Detto questo veniamo al quesito posto da Galli, ovvero se, con il sistema attuale, i sussidi sono o meno mirati, come chiede la legge federale. Per rispondere vanno menzionati alcuni fatti.

Primo dato (tratto dallo studio Crivelli-Lunati, Usi giugno 2004): la percentuale dei ticinesi che ha diritto ai sussidi è del 27,3%, contro una media intercantonale del 32,7%. Il Ticino non è quindi tra i Cantoni che distribuiscono queste prestazioni più di quanto non lo facciano altri Cantoni, anzi. E’ vero che una quota di potenziali beneficiari del 27,3% della popolazione è una quota elevata, ma proprio il fatto che la media nazionale sia ancora più alta dimostra che è il sistema nel suo assieme ad essere sbagliato, non l’approccio ticinese.

Secondo dato: l’importo medio erogato in Ticino per beneficiario è tra i più elevati della Svizzera (siamo terzi in rapporto al premio medio), ma anche il premio medio è tra i più cari del Paese. A premi elevati corrispondono evidentemente sussidi elevati. Nel 2004 il Governo tentò di ridurre il sussidio medio, ma il popolo disse NO. Contrariamente a quanto pretende di ricordare Galli, in discussione non vi era una proposta che permettesse di colpire gli abusi, ma una stangata lineare su tutti i beneficiari dei sussidi attraverso un abbassamento del sussidio medio, da calcolarsi sulla media dei premi offerti dalle 20 casse malati meno care.

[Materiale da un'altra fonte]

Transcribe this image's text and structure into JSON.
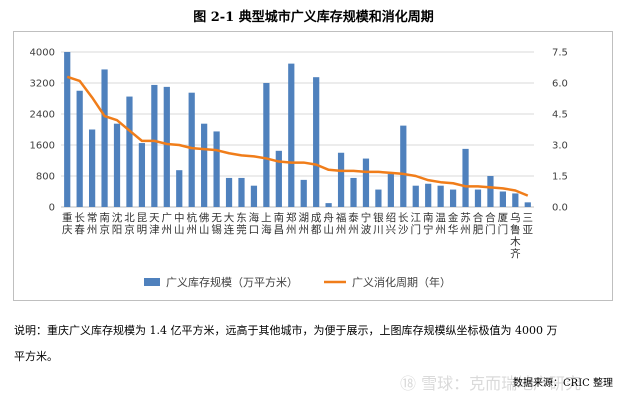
{
  "figure": {
    "title": "图 2-1   典型城市广义库存规模和消化周期"
  },
  "note": {
    "line1": "说明：重庆广义库存规模为 1.4 亿平方米，远高于其他城市，为便于展示，上图库存规模纵坐标极值为 4000 万",
    "line2": "平方米。"
  },
  "watermark": "⑱ 雪球：克而瑞地产研究",
  "source": "数据来源：CRIC 整理",
  "colors": {
    "bar": "#4f81bd",
    "line": "#f07d1a",
    "grid": "#d9d9d9"
  },
  "chart_data": {
    "type": "bar",
    "categories": [
      "重庆",
      "长春",
      "常州",
      "南京",
      "沈阳",
      "北京",
      "昆明",
      "天津",
      "广州",
      "中山",
      "杭州",
      "佛山",
      "无锡",
      "大连",
      "东莞",
      "海口",
      "上海",
      "南昌",
      "郑州",
      "湖州",
      "成都",
      "舟山",
      "福州",
      "泰州",
      "宁波",
      "银川",
      "绍兴",
      "长沙",
      "江门",
      "南宁",
      "温州",
      "金华",
      "苏州",
      "合肥",
      "合门",
      "厦门",
      "乌鲁木齐",
      "三亚"
    ],
    "series": [
      {
        "name": "广义库存规模（万平方米）",
        "axis": "left",
        "chart": "bar",
        "values": [
          4000,
          3000,
          2000,
          3550,
          2150,
          2850,
          1650,
          3150,
          3100,
          950,
          2950,
          2150,
          1950,
          750,
          750,
          550,
          3200,
          1450,
          3700,
          700,
          3350,
          100,
          1400,
          750,
          1250,
          450,
          850,
          2100,
          550,
          600,
          550,
          450,
          1500,
          450,
          800,
          400,
          350,
          120
        ]
      },
      {
        "name": "广义消化周期（年）",
        "axis": "right",
        "chart": "line",
        "values": [
          6.3,
          6.1,
          5.3,
          4.4,
          4.2,
          3.7,
          3.2,
          3.2,
          3.05,
          3.0,
          2.85,
          2.8,
          2.75,
          2.6,
          2.5,
          2.45,
          2.35,
          2.2,
          2.15,
          2.15,
          2.05,
          1.8,
          1.75,
          1.75,
          1.7,
          1.7,
          1.65,
          1.6,
          1.5,
          1.3,
          1.2,
          1.15,
          1.0,
          1.0,
          0.95,
          0.9,
          0.8,
          0.55
        ]
      }
    ],
    "ylim": [
      0,
      4000
    ],
    "y2lim": [
      0,
      7.5
    ],
    "yticks": [
      "0",
      "800",
      "1600",
      "2400",
      "3200",
      "4000"
    ],
    "y2ticks": [
      "0.0",
      "1.5",
      "3.0",
      "4.5",
      "6.0",
      "7.5"
    ],
    "grid": true,
    "legend_position": "bottom"
  }
}
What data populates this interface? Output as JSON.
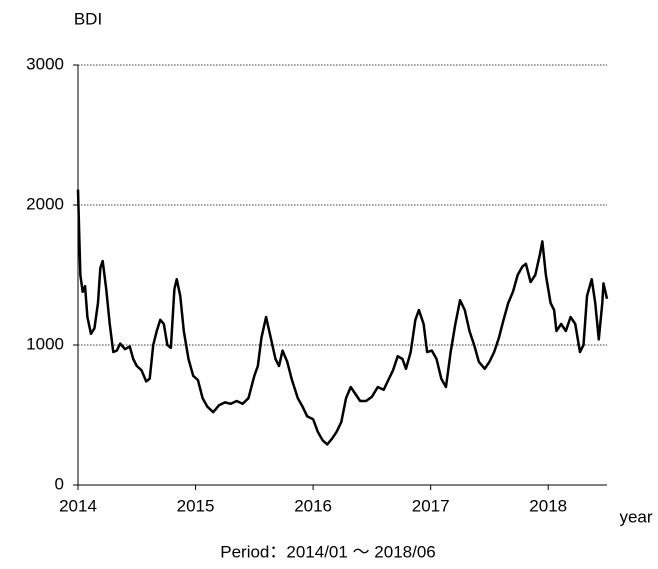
{
  "chart_data": {
    "type": "line",
    "y_label": "BDI",
    "x_label": "year",
    "footer": "Period：2014/01 ～ 2018/06",
    "xlim": [
      2014,
      2018.5
    ],
    "xticks": [
      2014,
      2015,
      2016,
      2017,
      2018
    ],
    "ylim": [
      0,
      3000
    ],
    "yticks": [
      0,
      1000,
      2000,
      3000
    ],
    "grid": true,
    "color": "#000000",
    "x": [
      2014.0,
      2014.02,
      2014.04,
      2014.06,
      2014.08,
      2014.11,
      2014.14,
      2014.17,
      2014.19,
      2014.21,
      2014.24,
      2014.27,
      2014.3,
      2014.33,
      2014.36,
      2014.4,
      2014.44,
      2014.47,
      2014.5,
      2014.54,
      2014.58,
      2014.61,
      2014.64,
      2014.67,
      2014.7,
      2014.73,
      2014.76,
      2014.79,
      2014.82,
      2014.84,
      2014.87,
      2014.9,
      2014.94,
      2014.98,
      2015.02,
      2015.06,
      2015.1,
      2015.15,
      2015.2,
      2015.25,
      2015.3,
      2015.35,
      2015.4,
      2015.45,
      2015.5,
      2015.53,
      2015.56,
      2015.6,
      2015.64,
      2015.68,
      2015.71,
      2015.74,
      2015.78,
      2015.82,
      2015.87,
      2015.91,
      2015.95,
      2016.0,
      2016.04,
      2016.08,
      2016.12,
      2016.16,
      2016.2,
      2016.24,
      2016.28,
      2016.32,
      2016.36,
      2016.4,
      2016.45,
      2016.5,
      2016.55,
      2016.6,
      2016.64,
      2016.68,
      2016.72,
      2016.76,
      2016.79,
      2016.83,
      2016.87,
      2016.9,
      2016.94,
      2016.97,
      2017.01,
      2017.05,
      2017.09,
      2017.13,
      2017.17,
      2017.21,
      2017.25,
      2017.29,
      2017.33,
      2017.37,
      2017.41,
      2017.46,
      2017.5,
      2017.54,
      2017.58,
      2017.62,
      2017.66,
      2017.7,
      2017.74,
      2017.78,
      2017.81,
      2017.85,
      2017.89,
      2017.93,
      2017.95,
      2017.98,
      2018.02,
      2018.05,
      2018.07,
      2018.11,
      2018.15,
      2018.19,
      2018.23,
      2018.27,
      2018.3,
      2018.33,
      2018.37,
      2018.4,
      2018.43,
      2018.46,
      2018.47,
      2018.5
    ],
    "values": [
      2110,
      1500,
      1380,
      1420,
      1200,
      1080,
      1120,
      1300,
      1550,
      1600,
      1400,
      1150,
      950,
      960,
      1010,
      970,
      990,
      900,
      850,
      820,
      740,
      760,
      1000,
      1100,
      1180,
      1150,
      1000,
      980,
      1400,
      1470,
      1350,
      1100,
      900,
      780,
      750,
      620,
      560,
      520,
      570,
      590,
      580,
      600,
      580,
      620,
      780,
      850,
      1050,
      1200,
      1050,
      900,
      850,
      960,
      880,
      750,
      620,
      560,
      490,
      470,
      380,
      320,
      290,
      330,
      380,
      450,
      620,
      700,
      650,
      600,
      600,
      630,
      700,
      680,
      750,
      820,
      920,
      900,
      830,
      950,
      1180,
      1250,
      1150,
      950,
      960,
      900,
      760,
      700,
      950,
      1150,
      1320,
      1250,
      1100,
      1000,
      880,
      830,
      880,
      950,
      1050,
      1180,
      1300,
      1380,
      1500,
      1560,
      1580,
      1450,
      1500,
      1650,
      1740,
      1500,
      1300,
      1250,
      1100,
      1150,
      1100,
      1200,
      1150,
      950,
      1000,
      1350,
      1470,
      1300,
      1040,
      1300,
      1440,
      1330
    ]
  }
}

Terzo dato: proprio perché ci si è accorti da tempo che la raffica di sgravi fiscali ha reso il parametro del reddito imponibile sempre meno giusto e significativo, il PS ha presentato poco più di un anno fa un’iniziativa popolare cantonale, corredata di oltre 7’000 firme, con la quale si chiede di passare al sistema del reddito disponibile, senza tuttavia cogliere l’occasione per ulteriori tagli sociali. Insomma riforma SI’, necessaria dopo che la politica masoniana ha reso il dato del reddito imponibile sempre meno attendibile, ma tagli NO. I dati fatti elaborare dal Consiglio di Stato e presentati la settimana scorsa non sono sorprendenti, ma mettono in luce un fenomeno evidente da tempo, per il quale ci siamo già mossi con una proposta a metà del 2005.

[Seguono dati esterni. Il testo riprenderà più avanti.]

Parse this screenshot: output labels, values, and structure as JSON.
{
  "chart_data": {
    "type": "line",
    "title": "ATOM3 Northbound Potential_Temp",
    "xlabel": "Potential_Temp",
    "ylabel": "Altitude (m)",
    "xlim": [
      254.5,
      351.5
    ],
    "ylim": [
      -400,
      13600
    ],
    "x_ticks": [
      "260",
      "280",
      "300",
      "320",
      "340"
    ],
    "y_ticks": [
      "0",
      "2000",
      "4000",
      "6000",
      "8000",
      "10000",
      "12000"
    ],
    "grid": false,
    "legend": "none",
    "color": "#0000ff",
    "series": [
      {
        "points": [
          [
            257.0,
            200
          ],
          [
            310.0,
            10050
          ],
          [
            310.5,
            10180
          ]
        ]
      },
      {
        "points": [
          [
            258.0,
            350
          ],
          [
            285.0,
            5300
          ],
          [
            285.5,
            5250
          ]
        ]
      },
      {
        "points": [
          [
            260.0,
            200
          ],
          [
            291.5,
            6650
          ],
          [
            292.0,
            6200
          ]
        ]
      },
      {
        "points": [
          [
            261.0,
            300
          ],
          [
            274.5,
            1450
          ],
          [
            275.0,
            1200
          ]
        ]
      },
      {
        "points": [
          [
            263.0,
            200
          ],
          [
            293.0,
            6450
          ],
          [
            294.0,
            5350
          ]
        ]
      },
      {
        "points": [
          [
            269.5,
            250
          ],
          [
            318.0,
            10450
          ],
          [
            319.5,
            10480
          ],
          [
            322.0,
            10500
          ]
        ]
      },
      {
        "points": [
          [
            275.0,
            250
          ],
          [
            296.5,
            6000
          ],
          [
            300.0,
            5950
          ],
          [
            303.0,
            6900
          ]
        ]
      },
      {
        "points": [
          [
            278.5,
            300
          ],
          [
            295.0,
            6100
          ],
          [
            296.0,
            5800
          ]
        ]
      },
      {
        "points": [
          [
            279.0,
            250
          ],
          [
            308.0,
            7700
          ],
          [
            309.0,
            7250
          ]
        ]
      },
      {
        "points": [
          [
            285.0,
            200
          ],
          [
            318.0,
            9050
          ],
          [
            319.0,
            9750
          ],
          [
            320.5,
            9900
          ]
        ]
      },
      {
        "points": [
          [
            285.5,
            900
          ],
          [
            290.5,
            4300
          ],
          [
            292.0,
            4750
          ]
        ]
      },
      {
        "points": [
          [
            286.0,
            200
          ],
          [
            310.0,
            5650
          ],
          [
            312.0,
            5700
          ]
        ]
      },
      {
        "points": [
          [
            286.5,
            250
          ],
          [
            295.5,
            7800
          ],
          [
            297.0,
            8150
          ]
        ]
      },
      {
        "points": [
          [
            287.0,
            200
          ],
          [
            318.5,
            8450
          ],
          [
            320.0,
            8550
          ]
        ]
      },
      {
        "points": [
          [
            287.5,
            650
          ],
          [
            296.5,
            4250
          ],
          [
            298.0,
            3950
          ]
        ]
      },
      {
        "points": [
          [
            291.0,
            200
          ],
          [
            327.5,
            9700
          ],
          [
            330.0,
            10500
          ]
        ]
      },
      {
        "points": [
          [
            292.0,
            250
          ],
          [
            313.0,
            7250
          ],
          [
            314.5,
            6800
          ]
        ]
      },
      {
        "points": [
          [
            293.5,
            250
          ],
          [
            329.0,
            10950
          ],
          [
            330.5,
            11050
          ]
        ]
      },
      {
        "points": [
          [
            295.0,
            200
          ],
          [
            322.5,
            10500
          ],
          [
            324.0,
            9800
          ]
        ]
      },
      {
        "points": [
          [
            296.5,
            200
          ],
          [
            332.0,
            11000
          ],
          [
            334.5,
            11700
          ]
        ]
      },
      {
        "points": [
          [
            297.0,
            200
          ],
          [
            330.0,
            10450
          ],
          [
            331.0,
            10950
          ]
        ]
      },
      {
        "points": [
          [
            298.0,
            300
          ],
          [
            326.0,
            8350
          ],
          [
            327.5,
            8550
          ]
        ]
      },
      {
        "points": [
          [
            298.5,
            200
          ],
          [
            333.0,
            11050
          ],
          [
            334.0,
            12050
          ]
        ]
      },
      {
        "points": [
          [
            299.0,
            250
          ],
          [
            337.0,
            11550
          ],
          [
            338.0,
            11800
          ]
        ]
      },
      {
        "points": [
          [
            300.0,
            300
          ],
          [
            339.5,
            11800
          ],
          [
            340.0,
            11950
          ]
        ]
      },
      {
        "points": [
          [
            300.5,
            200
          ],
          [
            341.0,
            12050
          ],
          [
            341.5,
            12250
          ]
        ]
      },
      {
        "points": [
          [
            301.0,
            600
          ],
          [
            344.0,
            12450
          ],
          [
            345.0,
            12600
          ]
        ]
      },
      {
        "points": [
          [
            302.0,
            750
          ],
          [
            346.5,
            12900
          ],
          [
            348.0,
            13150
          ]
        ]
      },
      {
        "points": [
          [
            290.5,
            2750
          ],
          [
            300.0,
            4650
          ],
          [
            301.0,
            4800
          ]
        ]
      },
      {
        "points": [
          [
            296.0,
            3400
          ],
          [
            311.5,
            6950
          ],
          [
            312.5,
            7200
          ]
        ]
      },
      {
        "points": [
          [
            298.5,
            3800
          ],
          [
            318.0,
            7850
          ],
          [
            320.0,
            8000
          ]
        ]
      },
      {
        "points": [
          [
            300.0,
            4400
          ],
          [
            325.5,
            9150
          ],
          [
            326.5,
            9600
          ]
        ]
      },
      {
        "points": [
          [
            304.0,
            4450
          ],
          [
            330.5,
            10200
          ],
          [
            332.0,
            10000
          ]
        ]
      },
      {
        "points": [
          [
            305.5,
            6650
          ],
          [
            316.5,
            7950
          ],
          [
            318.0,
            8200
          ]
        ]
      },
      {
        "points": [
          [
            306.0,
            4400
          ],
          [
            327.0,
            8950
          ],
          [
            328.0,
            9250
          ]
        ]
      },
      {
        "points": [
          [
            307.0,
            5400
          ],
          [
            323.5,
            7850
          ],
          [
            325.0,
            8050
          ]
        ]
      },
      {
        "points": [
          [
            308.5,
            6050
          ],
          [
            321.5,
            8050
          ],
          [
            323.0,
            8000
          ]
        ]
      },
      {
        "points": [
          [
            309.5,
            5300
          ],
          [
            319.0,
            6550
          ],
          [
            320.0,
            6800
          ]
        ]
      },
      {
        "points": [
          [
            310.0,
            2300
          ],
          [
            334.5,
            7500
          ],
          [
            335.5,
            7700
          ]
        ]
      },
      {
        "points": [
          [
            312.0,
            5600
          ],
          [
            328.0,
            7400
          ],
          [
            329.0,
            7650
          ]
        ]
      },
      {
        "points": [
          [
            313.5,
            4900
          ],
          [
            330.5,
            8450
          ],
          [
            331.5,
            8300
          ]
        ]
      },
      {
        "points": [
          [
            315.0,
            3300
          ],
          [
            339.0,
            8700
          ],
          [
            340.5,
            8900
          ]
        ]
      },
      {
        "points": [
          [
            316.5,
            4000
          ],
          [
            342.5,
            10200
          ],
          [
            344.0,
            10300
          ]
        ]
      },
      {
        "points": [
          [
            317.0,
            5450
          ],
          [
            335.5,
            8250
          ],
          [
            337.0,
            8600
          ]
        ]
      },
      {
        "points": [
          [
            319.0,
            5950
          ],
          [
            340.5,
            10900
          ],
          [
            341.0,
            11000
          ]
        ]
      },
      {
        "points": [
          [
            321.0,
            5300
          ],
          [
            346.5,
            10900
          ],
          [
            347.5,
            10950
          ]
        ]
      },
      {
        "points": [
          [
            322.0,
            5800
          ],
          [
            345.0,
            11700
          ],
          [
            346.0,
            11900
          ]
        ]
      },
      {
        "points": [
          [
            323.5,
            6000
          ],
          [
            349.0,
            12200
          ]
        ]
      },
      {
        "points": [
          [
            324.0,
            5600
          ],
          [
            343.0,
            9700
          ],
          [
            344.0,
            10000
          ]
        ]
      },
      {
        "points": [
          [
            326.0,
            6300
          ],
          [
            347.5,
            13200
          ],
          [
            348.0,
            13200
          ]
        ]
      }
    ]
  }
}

Quarto dato: passare al sistema del reddito disponibile significa nuova burocrazia, perché sarà necessario creare una nuova macchina amministrativa parallela a quella fiscale per fare il calcolo individuale dei sussidi sulla base di parametri più equi. Anche questo è un effetto indiretto degli sgravi fiscali. Se il dato fiscale potesse ancora essere utilizzato anche per la socialità, tutto questo non sarebbe necessario. Paradossalmente gli sgravi non hanno creato solo ingiustizia, permettendo ad alcuni di dedurre cifre impressionanti e di pagare poche imposte malgrado un reddito elevato, ma arrischiano di creare anche costi aggiuntivi per la macchina statale.

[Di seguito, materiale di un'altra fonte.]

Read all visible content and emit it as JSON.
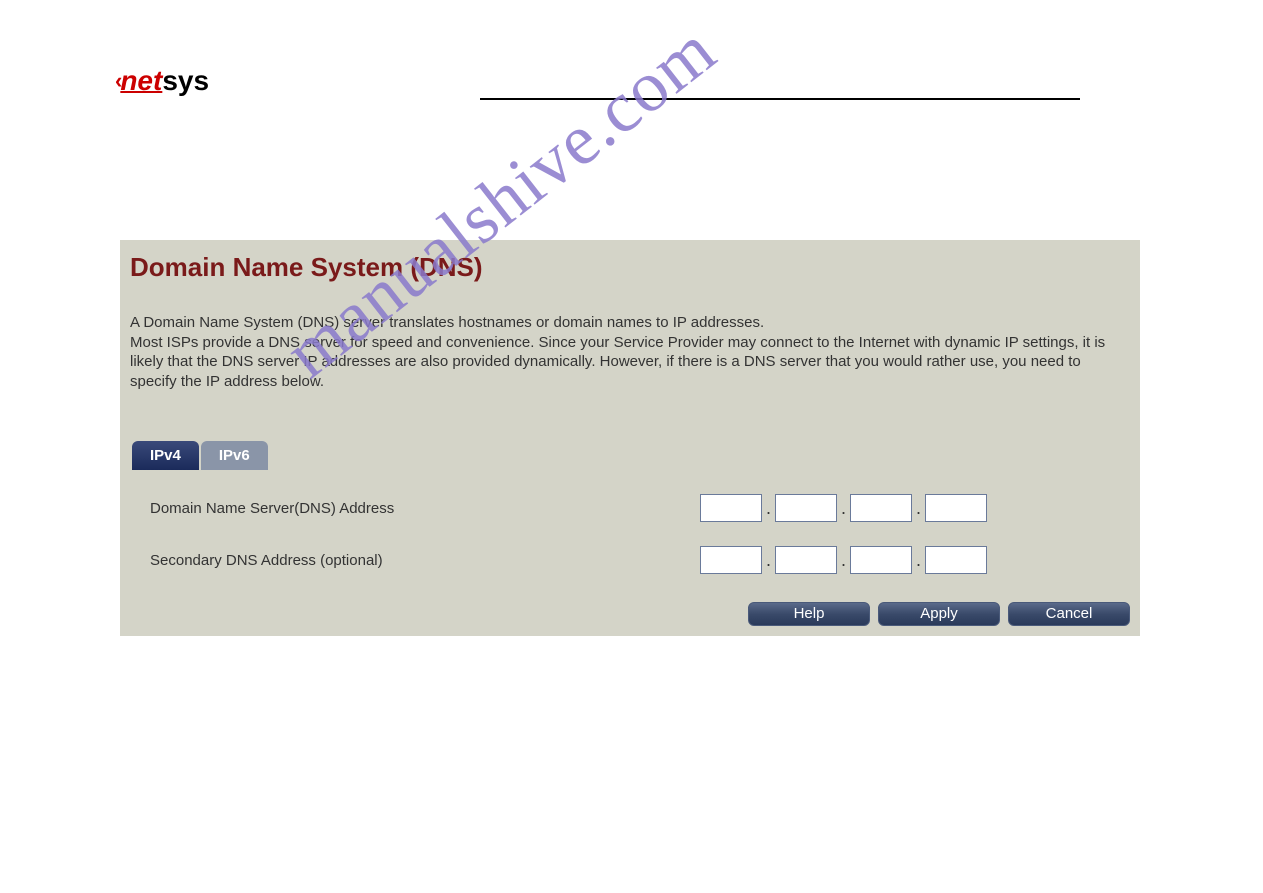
{
  "logo": {
    "arc": "‹",
    "part1": "net",
    "part2": "sys"
  },
  "panel": {
    "title": "Domain Name System (DNS)",
    "description": "A Domain Name System (DNS) server translates hostnames or domain names to IP addresses.\nMost ISPs provide a DNS server for speed and convenience. Since your Service Provider may connect to the Internet with dynamic IP settings, it is likely that the DNS server IP addresses are also provided dynamically. However, if there is a DNS server that you would rather use, you need to specify the IP address below."
  },
  "tabs": {
    "ipv4": "IPv4",
    "ipv6": "IPv6"
  },
  "form": {
    "primary_label": "Domain Name Server(DNS) Address",
    "secondary_label": "Secondary DNS Address (optional)"
  },
  "buttons": {
    "help": "Help",
    "apply": "Apply",
    "cancel": "Cancel"
  },
  "watermark": "manualshive.com",
  "colors": {
    "panel_bg": "#d4d4c8",
    "title_color": "#7a1a1a",
    "tab_active_bg": "#1a2a5a",
    "tab_inactive_bg": "#8a95a8",
    "btn_bg": "#3a4a6a",
    "watermark_color": "#8a7acc"
  }
}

E’ ovvio che il passaggio al sistema del reddito disponibile avrà degli effetti sui cittadini, togliendo ad alcuni e dando di più ad altri. Per ora è praticamente impossibile determinarsi su quanto accadrà, ma da questa riforma complessa nessuno deve tirarsi indietro. Una riforma comunque fondata su un sistema sbagliato, da cambiare alla radice, come lo chiede l’iniziativa popolare federale sulla cassa malati unica e premi proporzionali su cui voteremo il prossimo 11 marzo.